Donnerstag, 14. August 2008
in Kolumnen
Einen solchen musste ich nämlich als Teenie nach jeden Ferien schreiben – für meinen damaligen Deutschlehrer, Herrn Abächerli. Doch der war von meinen Berichten jeweils gar nicht berauscht. „Wo ist der Höhepunkt dieses Erlebnisses?“, schrieb er unter jeden meiner Texte, dies kombiniert mit ziemlich mittelmässigen Noten. Nun, meine Ferien waren zwar meistens okay, aber eben selten reich an Pointen.
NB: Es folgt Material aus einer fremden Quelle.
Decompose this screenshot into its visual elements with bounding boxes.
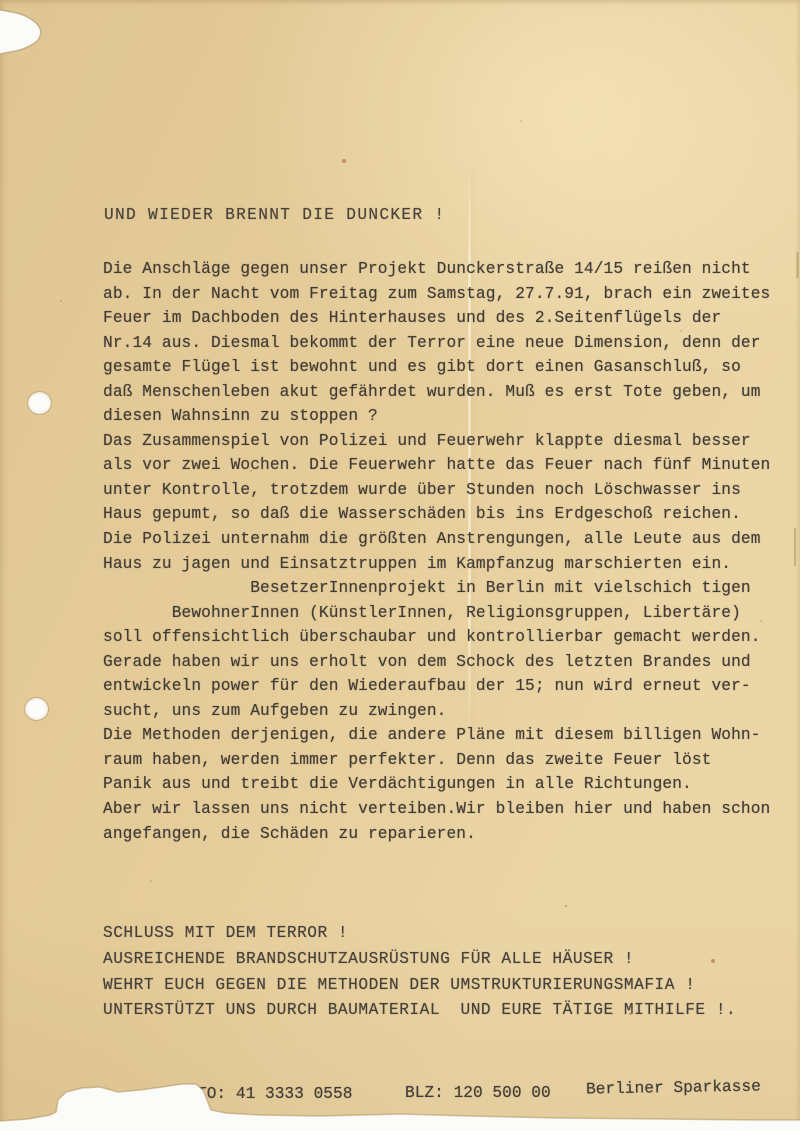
body-line: Nr.14 aus. Diesmal bekommt der Terror ei… — [103, 331, 770, 356]
slogan-block: SCHLUSS MIT DEM TERROR !AUSREICHENDE BRA… — [103, 921, 736, 1024]
body-line: Feuer im Dachboden des Hinterhauses und … — [103, 306, 770, 331]
body-line: Die Methoden derjenigen, die andere Plän… — [103, 723, 770, 748]
bank-account-number: TO: 41 3333 0558 — [197, 1085, 352, 1103]
body-line: ab. In der Nacht vom Freitag zum Samstag… — [103, 282, 770, 307]
body-line: unter Kontrolle, trotzdem wurde über Stu… — [103, 478, 770, 503]
body-line: Aber wir lassen uns nicht verteiben.Wir … — [103, 797, 770, 822]
bank-blz-code: BLZ: 120 500 00 — [405, 1084, 551, 1102]
body-line: Das Zusammenspiel von Polizei und Feuerw… — [103, 429, 770, 454]
body-line: entwickeln power für den Wiederaufbau de… — [103, 674, 770, 699]
slogan-line: WEHRT EUCH GEGEN DIE METHODEN DER UMSTRU… — [103, 973, 736, 999]
slogan-line: UNTERSTÜTZT UNS DURCH BAUMATERIAL UND EU… — [103, 998, 736, 1024]
scanned-flyer: UND WIEDER BRENNT DIE DUNCKER ! Die Ansc… — [0, 0, 800, 1131]
body-line: sucht, uns zum Aufgeben zu zwingen. — [103, 699, 770, 724]
document-body: Die Anschläge gegen unser Projekt Duncke… — [103, 257, 770, 846]
paper-speckles — [0, 0, 2, 2]
body-line: diesen Wahnsinn zu stoppen ? — [103, 404, 770, 429]
body-line: BesetzerInnenprojekt in Berlin mit viels… — [103, 576, 770, 601]
body-line: Panik aus und treibt die Verdächtigungen… — [103, 772, 770, 797]
punch-hole-bottom — [25, 698, 48, 720]
body-line: Die Polizei unternahm die größten Anstre… — [103, 527, 770, 552]
slogan-line: AUSREICHENDE BRANDSCHUTZAUSRÜSTUNG FÜR A… — [103, 947, 736, 973]
body-line: Gerade haben wir uns erholt von dem Scho… — [103, 650, 770, 675]
body-line: als vor zwei Wochen. Die Feuerwehr hatte… — [103, 453, 770, 478]
slogan-line: SCHLUSS MIT DEM TERROR ! — [103, 921, 736, 947]
body-line: raum haben, werden immer perfekter. Denn… — [103, 748, 770, 773]
body-line: Die Anschläge gegen unser Projekt Duncke… — [103, 257, 770, 282]
body-line: BewohnerInnen (KünstlerInnen, Religionsg… — [103, 601, 770, 626]
body-line: daß Menschenleben akut gefährdet wurden.… — [103, 380, 770, 405]
body-line: angefangen, die Schäden zu reparieren. — [103, 822, 770, 847]
body-line: soll offensichtlich überschaubar und kon… — [103, 625, 770, 650]
body-line: Haus zu jagen und Einsatztruppen im Kamp… — [103, 552, 770, 577]
body-line: Haus gepumt, so daß die Wasserschäden bi… — [103, 502, 770, 527]
document-title: UND WIEDER BRENNT DIE DUNCKER ! — [104, 206, 445, 224]
body-line: gesamte Flügel ist bewohnt und es gibt d… — [103, 355, 770, 380]
punch-hole-top — [28, 392, 51, 414]
bank-name: Berliner Sparkasse — [586, 1077, 761, 1098]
Genau dies wollte ich ändern. Und so begann ich, jedem Erlebnis in meinen Aufsätzen am Schluss einen Unfall, ein Erdbeben oder eine andere Katastrophe hinzuzufügen. Zu meiner Überraschung schöpfte Herr Abächerli nie Verdacht, sondern belohnte mich von nun an regelmässig mit der Note 6.
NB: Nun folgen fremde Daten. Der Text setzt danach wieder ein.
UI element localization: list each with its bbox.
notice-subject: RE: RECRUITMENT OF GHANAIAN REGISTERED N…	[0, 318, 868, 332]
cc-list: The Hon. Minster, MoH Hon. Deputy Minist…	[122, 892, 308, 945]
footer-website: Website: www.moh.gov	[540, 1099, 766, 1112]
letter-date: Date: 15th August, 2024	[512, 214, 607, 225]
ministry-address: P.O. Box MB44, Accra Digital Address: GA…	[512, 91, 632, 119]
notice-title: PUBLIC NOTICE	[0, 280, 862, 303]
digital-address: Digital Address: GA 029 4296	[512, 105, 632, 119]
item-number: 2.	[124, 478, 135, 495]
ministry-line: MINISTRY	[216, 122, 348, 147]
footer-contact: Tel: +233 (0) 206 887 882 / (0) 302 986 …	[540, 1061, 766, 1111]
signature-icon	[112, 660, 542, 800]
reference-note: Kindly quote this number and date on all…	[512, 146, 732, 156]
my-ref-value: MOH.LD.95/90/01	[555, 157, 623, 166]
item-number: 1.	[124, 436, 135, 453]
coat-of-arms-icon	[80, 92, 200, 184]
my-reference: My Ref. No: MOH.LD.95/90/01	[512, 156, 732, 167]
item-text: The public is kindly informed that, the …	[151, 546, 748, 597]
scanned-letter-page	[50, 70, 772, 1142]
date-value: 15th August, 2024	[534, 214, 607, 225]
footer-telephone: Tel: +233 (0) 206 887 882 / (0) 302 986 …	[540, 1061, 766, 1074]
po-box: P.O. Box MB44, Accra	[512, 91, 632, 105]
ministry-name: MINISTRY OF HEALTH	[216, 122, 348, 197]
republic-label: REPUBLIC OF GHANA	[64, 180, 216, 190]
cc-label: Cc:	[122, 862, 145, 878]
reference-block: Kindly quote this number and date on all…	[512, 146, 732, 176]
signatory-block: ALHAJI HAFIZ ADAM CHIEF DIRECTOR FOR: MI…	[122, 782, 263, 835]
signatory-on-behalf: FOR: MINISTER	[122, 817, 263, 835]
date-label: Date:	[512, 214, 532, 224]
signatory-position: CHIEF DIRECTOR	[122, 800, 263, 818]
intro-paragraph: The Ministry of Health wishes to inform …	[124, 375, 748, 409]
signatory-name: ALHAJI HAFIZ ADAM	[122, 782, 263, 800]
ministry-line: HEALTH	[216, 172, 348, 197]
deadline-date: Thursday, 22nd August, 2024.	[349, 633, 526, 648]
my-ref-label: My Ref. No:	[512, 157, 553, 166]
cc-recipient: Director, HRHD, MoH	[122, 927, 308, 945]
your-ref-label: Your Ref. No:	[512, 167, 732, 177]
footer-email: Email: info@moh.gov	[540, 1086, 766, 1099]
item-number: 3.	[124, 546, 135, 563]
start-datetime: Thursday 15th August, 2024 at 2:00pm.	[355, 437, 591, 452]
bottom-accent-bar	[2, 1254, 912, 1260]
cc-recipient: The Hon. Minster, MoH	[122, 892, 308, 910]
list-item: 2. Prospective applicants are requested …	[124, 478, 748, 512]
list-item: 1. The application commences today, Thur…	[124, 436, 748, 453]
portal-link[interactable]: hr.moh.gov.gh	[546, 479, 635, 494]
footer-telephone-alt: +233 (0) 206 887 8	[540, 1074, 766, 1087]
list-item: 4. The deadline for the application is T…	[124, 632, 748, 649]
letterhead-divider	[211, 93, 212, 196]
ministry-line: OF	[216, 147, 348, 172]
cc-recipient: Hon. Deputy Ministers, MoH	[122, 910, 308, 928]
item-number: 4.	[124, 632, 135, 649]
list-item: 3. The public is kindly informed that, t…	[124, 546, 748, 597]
Vor kurzem las ich ein Interview mit einer Kolumnistin einer anderen Zeitung. Sie meinte darin, alles, was sie in ihren Kolumnen schreiben würde, sei wahr. Sie ahnen es: Bei mir ist dies nicht der Fall. Vor allem die Schlüsse meiner Geschichten sind – auch heute noch – meistens frei erfunden.
Vielleicht erinnern Sie sich daran, dass ich vor kurzem darüber schrieb, wie ich meinen alten Grümpel in zwei Wäschekörbe legte, alles mit „Gratis. Zum Mitnehmen“ beschriftete und vor meine Tür stellte. Weil der Story eine Pointe fehlte, behauptete ich, am Ende des Tages hätten die Vorbeispazierenden nicht nur meinen Ramsch mitgenommen, sondern auch meine Wäschekörbe. Das war erstunken und erlogen - Die Leute liessen die Körbe nämlich brav stehen.
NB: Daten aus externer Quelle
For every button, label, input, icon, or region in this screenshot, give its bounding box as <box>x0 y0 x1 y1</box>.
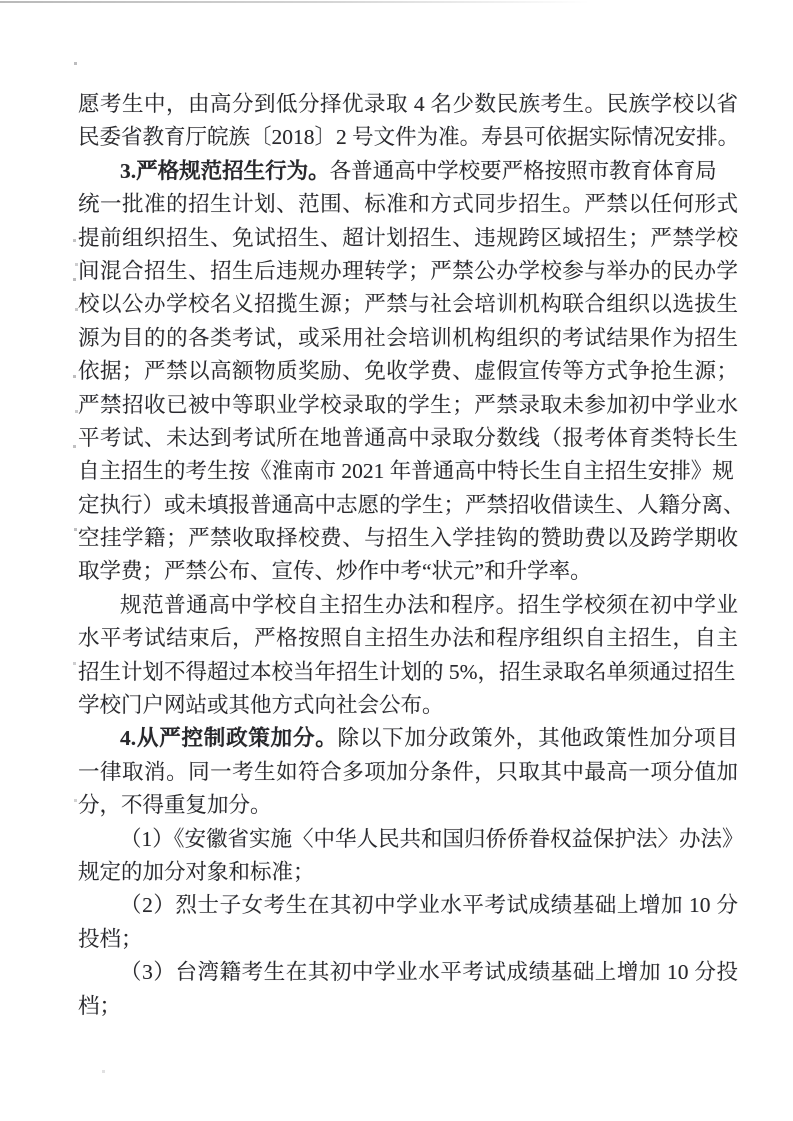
text-line: 依据；严禁以高额物质奖励、免收学费、虚假宣传等方式争抢生源； <box>78 355 738 388</box>
text-line: 投档； <box>78 923 738 956</box>
line-text: 水平考试结束后，严格按照自主招生办法和程序组织自主招生，自主 <box>78 626 738 650</box>
bold-heading-text: 3.严格规范招生行为。 <box>120 159 330 183</box>
document-text-block: 愿考生中，由高分到低分择优录取 4 名少数民族考生。民族学校以省民委省教育厅皖族… <box>78 88 738 1023</box>
line-text: 平考试、未达到考试所在地普通高中录取分数线（报考体育类特长生 <box>78 426 738 450</box>
line-text: 统一批准的招生计划、范围、标准和方式同步招生。严禁以任何形式 <box>78 192 738 216</box>
text-line: （3）台湾籍考生在其初中学业水平考试成绩基础上增加 10 分投 <box>78 956 738 989</box>
text-line: 自主招生的考生按《淮南市 2021 年普通高中特长生自主招生安排》规 <box>78 455 738 488</box>
text-line: 取学费；严禁公布、宣传、炒作中考“状元”和升学率。 <box>78 555 738 588</box>
line-text: 严禁招收已被中等职业学校录取的学生；严禁录取未参加初中学业水 <box>78 393 738 417</box>
line-text: 提前组织招生、免试招生、超计划招生、违规跨区域招生；严禁学校 <box>78 226 738 250</box>
text-line: 统一批准的招生计划、范围、标准和方式同步招生。严禁以任何形式 <box>78 188 738 221</box>
text-line: 愿考生中，由高分到低分择优录取 4 名少数民族考生。民族学校以省 <box>78 88 738 121</box>
line-text: （2）烈士子女考生在其初中学业水平考试成绩基础上增加 10 分 <box>120 893 738 917</box>
line-text: 除以下加分政策外，其他政策性加分项目 <box>338 726 738 750</box>
line-text: 投档； <box>78 927 143 951</box>
bold-heading-text: 4.从严控制政策加分。 <box>120 726 338 750</box>
text-line: 水平考试结束后，严格按照自主招生办法和程序组织自主招生，自主 <box>78 622 738 655</box>
text-line: 严禁招收已被中等职业学校录取的学生；严禁录取未参加初中学业水 <box>78 389 738 422</box>
line-text: 源为目的的各类考试，或采用社会培训机构组织的考试结果作为招生 <box>78 326 738 350</box>
text-line: 源为目的的各类考试，或采用社会培训机构组织的考试结果作为招生 <box>78 322 738 355</box>
text-line: 规范普通高中学校自主招生办法和程序。招生学校须在初中学业 <box>78 589 738 622</box>
text-line: 提前组织招生、免试招生、超计划招生、违规跨区域招生；严禁学校 <box>78 222 738 255</box>
text-line: 平考试、未达到考试所在地普通高中录取分数线（报考体育类特长生 <box>78 422 738 455</box>
line-text: （1）《安徽省实施〈中华人民共和国归侨侨眷权益保护法〉办法》 <box>120 827 744 851</box>
line-text: 民委省教育厅皖族〔2018〕2 号文件为准。寿县可依据实际情况安排。 <box>78 125 739 149</box>
text-line: 4.从严控制政策加分。除以下加分政策外，其他政策性加分项目 <box>78 722 738 755</box>
line-text: 自主招生的考生按《淮南市 2021 年普通高中特长生自主招生安排》规 <box>78 459 734 483</box>
line-text: 愿考生中，由高分到低分择优录取 4 名少数民族考生。民族学校以省 <box>78 92 738 116</box>
line-text: 间混合招生、招生后违规办理转学；严禁公办学校参与举办的民办学 <box>78 259 738 283</box>
scanned-page: 愿考生中，由高分到低分择优录取 4 名少数民族考生。民族学校以省民委省教育厅皖族… <box>0 0 793 1121</box>
scan-noise-specks <box>0 0 1 1</box>
text-line: 3.严格规范招生行为。各普通高中学校要严格按照市教育体育局 <box>78 155 738 188</box>
text-line: 民委省教育厅皖族〔2018〕2 号文件为准。寿县可依据实际情况安排。 <box>78 121 738 154</box>
scan-edge-artifact <box>0 1 590 3</box>
line-text: 学校门户网站或其他方式向社会公布。 <box>78 693 444 717</box>
text-line: 规定的加分对象和标准； <box>78 856 738 889</box>
line-text: 依据；严禁以高额物质奖励、免收学费、虚假宣传等方式争抢生源； <box>78 359 738 383</box>
text-line: 分，不得重复加分。 <box>78 789 738 822</box>
line-text: 各普通高中学校要严格按照市教育体育局 <box>330 159 717 183</box>
line-text: 规范普通高中学校自主招生办法和程序。招生学校须在初中学业 <box>120 593 738 617</box>
text-line: 学校门户网站或其他方式向社会公布。 <box>78 689 738 722</box>
text-line: 一律取消。同一考生如符合多项加分条件，只取其中最高一项分值加 <box>78 756 738 789</box>
line-text: 一律取消。同一考生如符合多项加分条件，只取其中最高一项分值加 <box>78 760 738 784</box>
text-line: 档； <box>78 990 738 1023</box>
line-text: 空挂学籍；严禁收取择校费、与招生入学挂钩的赞助费以及跨学期收 <box>78 526 738 550</box>
text-line: （2）烈士子女考生在其初中学业水平考试成绩基础上增加 10 分 <box>78 889 738 922</box>
text-line: （1）《安徽省实施〈中华人民共和国归侨侨眷权益保护法〉办法》 <box>78 823 738 856</box>
line-text: 定执行）或未填报普通高中志愿的学生；严禁招收借读生、人籍分离、 <box>78 493 745 517</box>
line-text: 取学费；严禁公布、宣传、炒作中考“状元”和升学率。 <box>78 559 592 583</box>
line-text: 分，不得重复加分。 <box>78 793 272 817</box>
text-line: 定执行）或未填报普通高中志愿的学生；严禁招收借读生、人籍分离、 <box>78 489 738 522</box>
text-line: 空挂学籍；严禁收取择校费、与招生入学挂钩的赞助费以及跨学期收 <box>78 522 738 555</box>
line-text: 招生计划不得超过本校当年招生计划的 5%，招生录取名单须通过招生 <box>78 660 736 684</box>
text-line: 招生计划不得超过本校当年招生计划的 5%，招生录取名单须通过招生 <box>78 656 738 689</box>
text-line: 间混合招生、招生后违规办理转学；严禁公办学校参与举办的民办学 <box>78 255 738 288</box>
line-text: 规定的加分对象和标准； <box>78 860 315 884</box>
line-text: 校以公办学校名义招揽生源；严禁与社会培训机构联合组织以选拔生 <box>78 292 738 316</box>
line-text: （3）台湾籍考生在其初中学业水平考试成绩基础上增加 10 分投 <box>120 960 738 984</box>
line-text: 档； <box>78 994 121 1018</box>
text-line: 校以公办学校名义招揽生源；严禁与社会培训机构联合组织以选拔生 <box>78 288 738 321</box>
Und weil dies in Tat und Wahrheit so wunderbar funktionierte, kamen die Wäschekörbe vor wenigen Tagen wieder zum Einsatz, als ich ein paar alte Kleider loswerden wollte. Sie wissen, was jetzt kommt: Dieses Mal waren die Körbe am Abend wirklich weg!
Wie heisst es doch so schön: Gott straft sofort. Oder dann, wenn er Zeit hat.